Е.Ю. Стеблов: Тут все зависит от автора. Конечно, погружение в Алешу и просто погружение в Федора Михайловича, в мир его страданий и просветлений, было одной из ступеней моего сознательного прихода к Богу. Бессознательно, может, я и раньше пришел. А это был сознательный приход.
Тут смотря что играешь. Когда ты в каком-то образе, это можно себе представить так, как будто из проволоки согнули фигурку. И вот ты входишь в эту фигурку, ты в ней живешь. А потом ты так и пошел домой, и лег спать, а она все не расправляется, ты все не засыпаешь, не засыпаешь… Потом, естественно, утомление берет верх, и фигурка расправляется. Я могу вот это снять сразу. Более того, я даже часто на сцене молюсь, если у меня есть какой-то более-менее продолжительный отход, — не я сейчас текст говорю или что-то еще.
В.Р. Легойда: А для чего?
Е.Ю. Стеблов: А я вообще стараюсь постоянно молиться. Я к этому пришел. Я считаю, что когда человек приходит к Богу, ему открывается связь: Бог-то ведь никого не бросает, Он все время дает тебе подсказки. И я стараюсь не допускать каких-то дурных, глупых, суетных мыслей. Конечно, они все равно приходят, потому что я не сумасшедший и, к сожалению, не святой. Поэтому это нормально: любые мысли, даже патологические, приходят в голову любому человеку, это все в нормах психического здоровья. Но для того и существует духовная работа, чтобы это гнать. А как гнать? Промываешь. Я начинаю молиться: «Господи Иисусе Христе, спаси и помилуя мя, грешного», или даже просто: «Господи, помилуй! Господи, помилуй!» И вымывается, вымывается эта ерунда, которая мне мешает. Как-то гармонизируешься.
В.Р. Легойда: Евгений Юрьевич, я думаю, мои молодые коллеги мне не простят, если я сейчас не позволю им задать вопрос!
Е.Ю. Стеблов: Давайте, задавайте!
Студент: Евгений Юрьевич, после ваших слов возникает такое ощущение, что ваш путь к христианству складывался из внешних и достаточно мелких моментов. Вы жили рядом с церковью, вы любили ходить в усадьбы, вас тянуло в церковный двор, — примерно такие моменты. А почему же тогда вы так поздно осознанно пошли в Церковь, к тридцати годам? Был ли какой-то поворотный момент в духовной жизни, который вас осознанно привел в Церковь?
Е.Ю. Стеблов: Ну, во-первых, перечисленное вами, — это не мелкие моменты. И вообще мелких моментов не бывает, для Господа все важно. Даже вопрос, который вы задаете, и то, что мы сейчас сидим тут, в студии, — это не мелко. Все очень важно. И не нам судить, что мелко, что не мелко, это нам на самом деле непонятно, мы этого не знаем. Иногда нам кажется, что что-то по-житейски очень важно, а на самом деле это ерунда. А то, что очень важно, мы пропускаем. Это раз.

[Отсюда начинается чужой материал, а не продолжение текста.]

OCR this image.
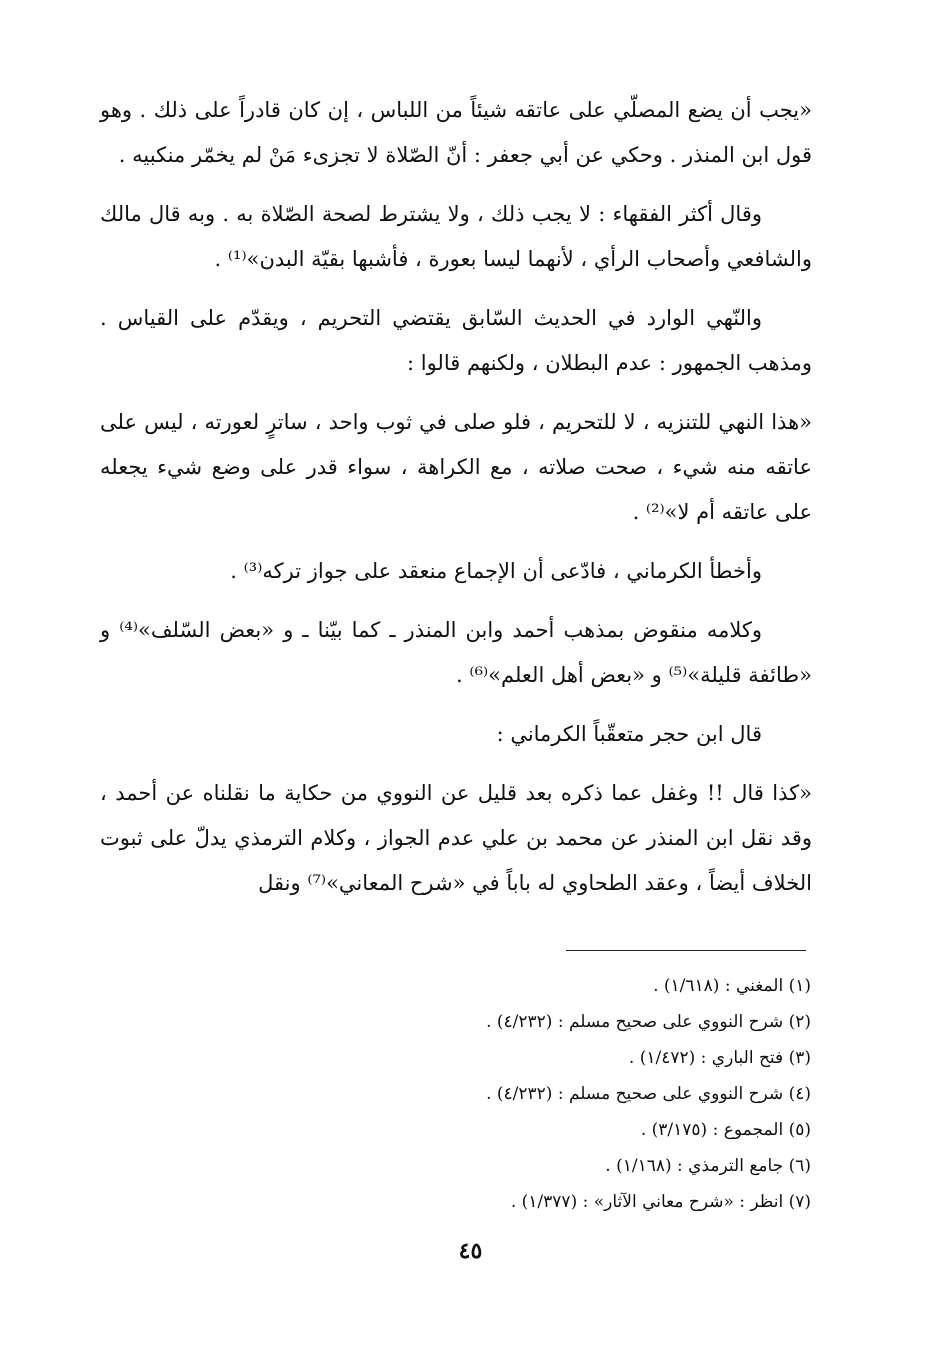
«يجب أن يضع المصلّي على عاتقه شيئاً من اللباس ، إن كان قادراً على ذلك . وهو قول ابن المنذر . وحكي عن أبي جعفر : أنّ الصّلاة لا تجزىء مَنْ لم يخمّر منكبيه .

وقال أكثر الفقهاء : لا يجب ذلك ، ولا يشترط لصحة الصّلاة به . وبه قال مالك والشافعي وأصحاب الرأي ، لأنهما ليسا بعورة ، فأشبها بقيّة البدن»⁽¹⁾ .

والنّهي الوارد في الحديث السّابق يقتضي التحريم ، ويقدّم على القياس . ومذهب الجمهور : عدم البطلان ، ولكنهم قالوا :

«هذا النهي للتنزيه ، لا للتحريم ، فلو صلى في ثوب واحد ، ساترٍ لعورته ، ليس على عاتقه منه شيء ، صحت صلاته ، مع الكراهة ، سواء قدر على وضع شيء يجعله على عاتقه أم لا»⁽²⁾ .

وأخطأ الكرماني ، فادّعى أن الإجماع منعقد على جواز تركه⁽³⁾ .

وكلامه منقوض بمذهب أحمد وابن المنذر ـ كما بيّنا ـ و «بعض السّلف»⁽⁴⁾ و «طائفة قليلة»⁽⁵⁾ و «بعض أهل العلم»⁽⁶⁾ .

قال ابن حجر متعقّباً الكرماني :

«كذا قال !! وغفل عما ذكره بعد قليل عن النووي من حكاية ما نقلناه عن أحمد ، وقد نقل ابن المنذر عن محمد بن علي عدم الجواز ، وكلام الترمذي يدلّ على ثبوت الخلاف أيضاً ، وعقد الطحاوي له باباً في «شرح المعاني»⁽⁷⁾ ونقل

(١) المغني : (١/٦١٨) .

(٢) شرح النووي على صحيح مسلم : (٤/٢٣٢) .

(٣) فتح الباري : (١/٤٧٢) .

(٤) شرح النووي على صحيح مسلم : (٤/٢٣٢) .

(٥) المجموع : (٣/١٧٥) .

(٦) جامع الترمذي : (١/١٦٨) .

(٧) انظر : «شرح معاني الآثار» : (١/٣٧٧) .

٤٥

Во-вторых, были и этапные вещи, конечно. Если говорить о творчестве, то это была работа над «Братьями Карамазовыми» и над образом Алеши. Но были у меня и другие случаи, что называется, встречи с Богом. Я попал в очень тяжелую автомобильную аварию на съемках в Чехословакии, пережил несколько операций. Уже сама эта авария меня остановила: полежи, подумай. Это происходило за границей, среди чужих людей, которые по-русски мало что понимали. Я был в шоке, у меня все время текли слезы. Я не плакал, я мог даже улыбаться, но слезы текли сутками. И тогда я написал повесть «Возвращение к ненаписанному», свою первую повесть, которую опубликовал. Я как бы отмотал назад всю жизнь. Это достаточно банальная схема в литературе: когда человек попадает в экстремальную ситуацию и «отматывает» всю жизнь. У меня был поражен нерв на правой руке, и мне спас руку личный хирург президента Людвига Свободы, он сделал операцию по нейрохирургической ревизии и почти восстановил этот нерв.
И тогда меня пронзила мысль о взаимосвязи всего в мире. Мысль-то не новая, я это и раньше знал. Но тут это было не рациональное знание, а со-знание — знание с чувством. Это как — «О! Эврика!» — открыл заново велосипед. И как только это случилось, я сразу стал ощущать психическую энергию: биоэнергию, психоэнергию, — ее по-разному называют, и стал ею играть, управлять ею. Я понял, что благодать разлита везде и что ее можно брать, отдавать, совершать взаимообмен… И тут же я увидел по-другому дома, деревья, и это не было никаким «глюком». Чтобы это проиллюстрировать, можно сравнить обычный глаз и глаз художника-живописца, который вдруг, совершенно неожиданно, увидит в другом свете то же самое, что мы каждый день видим, как говорится, «замыленным» глазом. Забегая вперед, скажу: кончилось это тем, что я однажды не пришел на спектакль, настолько был весь в этом необычном ощущении.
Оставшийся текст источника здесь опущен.